Eserlerinden Alıntılarla Nobel Ödüllü Yazarımız: Orhan Pamuk
  • 10
    0
    0
    6
  • "Dünya güzeldi, içim de güzel olsun istedim. İçimde bir suçluluk, hatta kötülük yokmuş gibi yaparsam, yavaş yavaş kötülüğü unuturdum. Böylece hiçbir şey olmamış gibi yapmaya başladım. Hiçbir şey olmamış gibi yaparsanız ve gerçekten de hiçbir şey olmuyorsa, hiçbir şey olmaz sonunda.”

    Kırmızı Saçlı Kadın

    Pamuk. 7 Haziran 1952 tarihinde İstanbul’da doğdu. Nişantaşı semtinde büyüdü ve ortaöğrenimini İstanbul Robert Koleji (1970)’de bitirdi. Bir süre İstanbul Teknik Üniversitesi Mimarlık Fakültesi’nde okuduktan sonra İstanbul Üniversitesi İktisat Fakültesi Gazetecilik Enstitüsü (1977)’den mezun oldu. Bitirdiği enstitüde yüksek lisans öğrenimi gördü. Yirmi üç yaşında diğer uğraşılarını bırakarak yalnızca yazarlığı uğraş edindi. Edebiyata 1970’li yılların başlarında “Yeditepe” dergisinde yayımladığı şiirlerle girmişti. Sonra ağırlıklı olarak öykü, roman ve deneme yazarlığına yöneldi.  

    Antalya Film Festivali kapsamında düzenlenen bir yarışmada “Hançer” adlı hikâyesiyle üçüncülük kazanmıştı. “Karanlık ve Işık” adlı roman dosyasıyla 1979 Milliyet Roman Yarışmasında birincilik ödülünü Mehmet Eroğlu ile paylaşarak adını duyurdu. “Cevdet Bey ve Oğulları” (1982) adı ile yayımladığı aynı romanla 1983 Orhan Kemal, 1984 Madaralı roman ödüllerini kazandı. “Sessiz Ev”in Fransızca çevirisiyle 1991 Prix de la Découverte Européene’i kazandı. 1985’te yayımlanıp 1990’da pek çok dile çevrilen “Beyaz Kale” romanı  ile uluslararası bir üne kavuştu. 1985-88 yılları arasında New York’ta Columbia Üniversitesinde “visiting scholar” olarak bulundu. “Kara Kitap”ın (1990) Fransızca çevirisiyle Prix France Culture (ödülünü) aldı. 1991’de yazdığı tek senaryo filme çekildi. “Benim Adım Kırmızı” (1998) romanı ile Fransa’da ödüller kazandı. Pamuk’a Dublin şehri adına bir belge ile birlikte yüz bin Euro’luk para ödülü verildi.

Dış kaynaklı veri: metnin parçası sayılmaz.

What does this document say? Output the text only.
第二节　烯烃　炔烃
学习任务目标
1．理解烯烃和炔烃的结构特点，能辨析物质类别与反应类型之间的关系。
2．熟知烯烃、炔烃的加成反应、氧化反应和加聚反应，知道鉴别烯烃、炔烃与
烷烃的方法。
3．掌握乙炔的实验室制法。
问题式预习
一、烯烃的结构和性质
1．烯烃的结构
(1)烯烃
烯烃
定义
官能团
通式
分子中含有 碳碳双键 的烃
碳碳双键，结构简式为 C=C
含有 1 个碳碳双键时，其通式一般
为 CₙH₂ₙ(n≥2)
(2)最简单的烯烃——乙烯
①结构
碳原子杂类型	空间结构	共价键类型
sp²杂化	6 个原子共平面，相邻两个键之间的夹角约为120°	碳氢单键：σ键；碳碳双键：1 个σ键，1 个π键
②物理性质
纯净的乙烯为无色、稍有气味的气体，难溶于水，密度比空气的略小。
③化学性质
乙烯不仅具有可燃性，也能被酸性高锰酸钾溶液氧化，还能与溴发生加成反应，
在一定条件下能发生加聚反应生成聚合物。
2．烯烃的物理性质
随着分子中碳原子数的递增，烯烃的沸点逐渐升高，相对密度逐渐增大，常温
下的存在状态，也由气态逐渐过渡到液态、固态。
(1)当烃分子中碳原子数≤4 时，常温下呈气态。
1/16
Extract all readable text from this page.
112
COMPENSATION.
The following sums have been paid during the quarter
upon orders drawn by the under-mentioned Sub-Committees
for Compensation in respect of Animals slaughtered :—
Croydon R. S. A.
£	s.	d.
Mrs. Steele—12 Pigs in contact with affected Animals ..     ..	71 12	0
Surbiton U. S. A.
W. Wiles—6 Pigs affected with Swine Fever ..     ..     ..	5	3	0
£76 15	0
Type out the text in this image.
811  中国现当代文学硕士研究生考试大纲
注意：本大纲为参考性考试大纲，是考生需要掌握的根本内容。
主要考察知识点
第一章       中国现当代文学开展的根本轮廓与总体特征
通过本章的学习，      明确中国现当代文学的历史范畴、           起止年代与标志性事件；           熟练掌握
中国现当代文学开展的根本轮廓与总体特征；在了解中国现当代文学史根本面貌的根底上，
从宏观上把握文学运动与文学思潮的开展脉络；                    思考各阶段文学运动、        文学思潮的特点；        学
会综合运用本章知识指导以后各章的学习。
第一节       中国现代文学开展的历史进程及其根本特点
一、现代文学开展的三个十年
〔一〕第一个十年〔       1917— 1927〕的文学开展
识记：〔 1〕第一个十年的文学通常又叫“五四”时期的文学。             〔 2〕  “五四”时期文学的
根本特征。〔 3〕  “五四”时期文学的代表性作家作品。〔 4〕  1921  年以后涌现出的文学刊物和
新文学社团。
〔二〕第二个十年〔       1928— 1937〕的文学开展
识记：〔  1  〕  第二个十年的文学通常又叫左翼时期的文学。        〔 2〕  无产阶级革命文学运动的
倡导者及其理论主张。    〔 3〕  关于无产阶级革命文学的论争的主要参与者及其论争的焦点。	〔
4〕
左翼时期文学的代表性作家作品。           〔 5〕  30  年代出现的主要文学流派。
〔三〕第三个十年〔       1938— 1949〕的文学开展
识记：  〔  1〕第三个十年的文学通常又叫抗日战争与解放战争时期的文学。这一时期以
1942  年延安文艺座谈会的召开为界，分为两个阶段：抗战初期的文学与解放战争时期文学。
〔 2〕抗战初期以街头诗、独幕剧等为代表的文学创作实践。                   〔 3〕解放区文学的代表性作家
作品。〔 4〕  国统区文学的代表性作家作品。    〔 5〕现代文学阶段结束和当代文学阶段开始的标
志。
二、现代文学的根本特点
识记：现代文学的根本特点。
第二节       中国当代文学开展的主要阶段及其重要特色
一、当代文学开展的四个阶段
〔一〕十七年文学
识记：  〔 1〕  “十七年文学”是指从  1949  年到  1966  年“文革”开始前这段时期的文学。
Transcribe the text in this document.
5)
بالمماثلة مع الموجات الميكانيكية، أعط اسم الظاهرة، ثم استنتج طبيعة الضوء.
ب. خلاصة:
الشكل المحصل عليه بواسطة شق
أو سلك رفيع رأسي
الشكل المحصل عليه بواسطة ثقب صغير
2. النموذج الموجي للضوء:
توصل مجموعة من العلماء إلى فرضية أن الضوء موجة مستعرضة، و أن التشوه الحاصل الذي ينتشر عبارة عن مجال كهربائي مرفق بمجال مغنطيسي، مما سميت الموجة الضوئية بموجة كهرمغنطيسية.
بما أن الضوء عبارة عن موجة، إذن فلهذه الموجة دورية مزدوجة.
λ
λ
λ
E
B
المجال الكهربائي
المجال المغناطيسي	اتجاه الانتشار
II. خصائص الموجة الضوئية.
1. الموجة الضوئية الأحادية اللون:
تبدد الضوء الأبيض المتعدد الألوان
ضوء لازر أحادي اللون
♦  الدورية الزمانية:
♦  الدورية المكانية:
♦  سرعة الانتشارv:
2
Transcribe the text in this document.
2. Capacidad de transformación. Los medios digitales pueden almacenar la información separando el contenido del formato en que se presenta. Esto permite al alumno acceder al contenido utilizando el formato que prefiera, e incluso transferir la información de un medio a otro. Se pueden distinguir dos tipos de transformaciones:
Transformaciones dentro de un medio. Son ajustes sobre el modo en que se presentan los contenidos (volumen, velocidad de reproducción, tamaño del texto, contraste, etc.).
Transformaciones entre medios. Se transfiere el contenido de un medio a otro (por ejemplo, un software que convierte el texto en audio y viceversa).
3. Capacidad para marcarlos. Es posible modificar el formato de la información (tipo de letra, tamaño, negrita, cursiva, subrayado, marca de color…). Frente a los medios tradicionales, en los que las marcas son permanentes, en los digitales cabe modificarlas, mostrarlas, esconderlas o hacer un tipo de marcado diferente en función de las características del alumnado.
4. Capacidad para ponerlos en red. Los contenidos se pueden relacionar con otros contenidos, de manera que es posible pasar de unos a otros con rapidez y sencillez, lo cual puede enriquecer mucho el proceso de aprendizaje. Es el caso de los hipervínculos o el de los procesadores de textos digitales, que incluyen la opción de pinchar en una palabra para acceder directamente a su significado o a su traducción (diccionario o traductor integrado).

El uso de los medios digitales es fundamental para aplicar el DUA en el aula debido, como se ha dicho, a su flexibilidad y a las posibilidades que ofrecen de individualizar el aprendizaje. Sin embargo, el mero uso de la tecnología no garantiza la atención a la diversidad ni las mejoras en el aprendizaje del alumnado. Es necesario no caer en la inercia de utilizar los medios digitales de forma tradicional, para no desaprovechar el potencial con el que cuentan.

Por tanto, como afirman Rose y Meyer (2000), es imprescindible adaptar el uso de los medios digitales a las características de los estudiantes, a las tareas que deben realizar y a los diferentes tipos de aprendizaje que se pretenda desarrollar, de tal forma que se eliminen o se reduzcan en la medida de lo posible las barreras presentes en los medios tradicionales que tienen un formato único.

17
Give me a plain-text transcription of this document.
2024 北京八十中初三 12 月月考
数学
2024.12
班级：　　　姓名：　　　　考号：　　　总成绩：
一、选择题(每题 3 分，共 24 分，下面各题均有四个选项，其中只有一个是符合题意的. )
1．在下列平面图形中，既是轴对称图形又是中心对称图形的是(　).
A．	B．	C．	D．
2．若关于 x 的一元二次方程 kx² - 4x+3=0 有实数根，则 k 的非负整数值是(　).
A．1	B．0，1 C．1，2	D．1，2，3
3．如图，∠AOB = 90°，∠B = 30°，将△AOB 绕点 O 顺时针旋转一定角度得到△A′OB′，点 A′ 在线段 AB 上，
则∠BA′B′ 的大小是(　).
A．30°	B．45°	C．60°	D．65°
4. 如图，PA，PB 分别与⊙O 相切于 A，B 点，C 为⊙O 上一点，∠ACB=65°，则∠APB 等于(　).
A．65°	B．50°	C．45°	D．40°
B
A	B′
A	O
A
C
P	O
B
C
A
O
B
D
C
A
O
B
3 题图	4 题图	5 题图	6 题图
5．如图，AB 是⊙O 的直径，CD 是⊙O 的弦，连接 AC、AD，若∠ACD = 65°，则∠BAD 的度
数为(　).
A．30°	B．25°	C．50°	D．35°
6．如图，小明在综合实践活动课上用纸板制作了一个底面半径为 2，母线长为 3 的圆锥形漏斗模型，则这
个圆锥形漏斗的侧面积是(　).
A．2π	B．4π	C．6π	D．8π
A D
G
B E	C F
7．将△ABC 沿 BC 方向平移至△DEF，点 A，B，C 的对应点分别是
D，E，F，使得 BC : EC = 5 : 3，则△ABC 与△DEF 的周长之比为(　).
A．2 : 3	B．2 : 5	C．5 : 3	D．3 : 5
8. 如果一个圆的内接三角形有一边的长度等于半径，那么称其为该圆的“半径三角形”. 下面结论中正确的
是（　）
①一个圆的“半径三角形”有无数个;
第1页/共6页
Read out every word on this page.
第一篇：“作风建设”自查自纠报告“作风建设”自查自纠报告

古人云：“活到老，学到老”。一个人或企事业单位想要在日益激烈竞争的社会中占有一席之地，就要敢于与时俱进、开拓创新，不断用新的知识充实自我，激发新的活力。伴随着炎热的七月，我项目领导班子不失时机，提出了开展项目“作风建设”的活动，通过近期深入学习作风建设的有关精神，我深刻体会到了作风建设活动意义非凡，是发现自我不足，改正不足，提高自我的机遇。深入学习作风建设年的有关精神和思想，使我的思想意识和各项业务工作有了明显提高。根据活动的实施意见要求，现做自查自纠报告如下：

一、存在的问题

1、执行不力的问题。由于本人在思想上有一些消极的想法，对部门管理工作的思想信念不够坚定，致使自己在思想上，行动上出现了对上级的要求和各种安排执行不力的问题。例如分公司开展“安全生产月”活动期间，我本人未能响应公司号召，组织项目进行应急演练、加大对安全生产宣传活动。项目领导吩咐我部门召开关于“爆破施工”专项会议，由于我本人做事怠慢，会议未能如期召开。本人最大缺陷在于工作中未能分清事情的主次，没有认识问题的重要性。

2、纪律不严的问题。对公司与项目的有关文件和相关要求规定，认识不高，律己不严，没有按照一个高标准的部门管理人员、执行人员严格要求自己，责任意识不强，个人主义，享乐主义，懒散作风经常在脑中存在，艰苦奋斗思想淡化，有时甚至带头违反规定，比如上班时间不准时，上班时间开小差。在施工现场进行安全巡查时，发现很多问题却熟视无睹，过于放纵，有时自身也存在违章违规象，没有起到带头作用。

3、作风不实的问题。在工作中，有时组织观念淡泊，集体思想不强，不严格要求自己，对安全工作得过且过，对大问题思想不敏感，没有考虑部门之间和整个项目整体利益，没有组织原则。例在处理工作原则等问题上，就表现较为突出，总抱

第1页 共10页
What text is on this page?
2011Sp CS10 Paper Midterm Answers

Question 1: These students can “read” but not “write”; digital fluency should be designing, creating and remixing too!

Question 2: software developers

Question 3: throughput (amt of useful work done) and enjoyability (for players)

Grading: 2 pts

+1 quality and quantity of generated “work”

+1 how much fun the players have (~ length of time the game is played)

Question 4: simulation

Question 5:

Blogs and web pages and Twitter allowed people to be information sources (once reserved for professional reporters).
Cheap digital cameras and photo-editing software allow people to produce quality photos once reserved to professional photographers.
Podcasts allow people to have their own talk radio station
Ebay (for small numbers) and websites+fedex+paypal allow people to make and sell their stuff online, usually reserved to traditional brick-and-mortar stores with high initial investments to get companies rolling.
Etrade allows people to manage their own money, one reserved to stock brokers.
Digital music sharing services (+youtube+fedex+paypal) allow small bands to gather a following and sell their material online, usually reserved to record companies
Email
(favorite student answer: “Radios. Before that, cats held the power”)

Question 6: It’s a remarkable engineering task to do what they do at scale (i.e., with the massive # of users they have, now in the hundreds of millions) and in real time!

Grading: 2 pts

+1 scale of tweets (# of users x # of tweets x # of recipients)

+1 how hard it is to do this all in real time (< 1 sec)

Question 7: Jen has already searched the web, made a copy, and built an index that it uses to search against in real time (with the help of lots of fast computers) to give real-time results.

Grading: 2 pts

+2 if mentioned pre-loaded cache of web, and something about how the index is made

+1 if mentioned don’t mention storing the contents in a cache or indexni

    “Sessizlerin, anlatmayı bilmeyenlerin, kendini dinletemeyenlerin, önemli gözükmeyenlerin, dilsizlerin, o iyi cevabı hep olaydan sonra evde düşünenlerin, insanların hikayelerini merak etmediği o kişilerin yüzleri diğerlerinden daha anlamlı, daha dolu değil mi?”

    Kara Kitap

    Orhan Pamuk’un romancılığı “postmodern roman” kategorisinde değerlendirilmektedir. Eleştirmen Yıldız Ecevit “Orhan Pamuk’u Okumak” adlı kitabında onun avangard (öncü) romancılığını değerlendirmektedir. Özellikle “Beyaz Kale”, “Kara Kitap”, “Yeni Hayat”, “Benim Adım Kırmızı” romanlarından yola çıkarak, bize kendisini ve olayların gelişimini anlatır. Aynı şekilde edebiyat tarihçisi Jale Parla da “Don Kişot’tan Günümüze Roman” adlı kapsamlı çalışmasında, “Benim Adım Kırmızı”dan hareketle Orhan Pamuk’un eserlerini karşılaştırmalı edebiyat bağlamında irdeledi. Parla’ya göre Pamuk, Türk romanının aldığı önemli dönemeçlerin sahibi olan bir yazardır. Doğu-Batı sorunsalıyla estetik düzeyde hesaplaşmaya yönelen Ahmet Hamdi Tanpınar ve Oğuz Atay gibi önemli yazarlardan birisidir. Bu sorunsalı kültürel ve felsefi içerimleriyle edebiyatına taşımış, özellikle “Kara Kitap”ta bu tema bağlamında önemli, çok katmanlı bir edebi metin örneği sergilemiştir.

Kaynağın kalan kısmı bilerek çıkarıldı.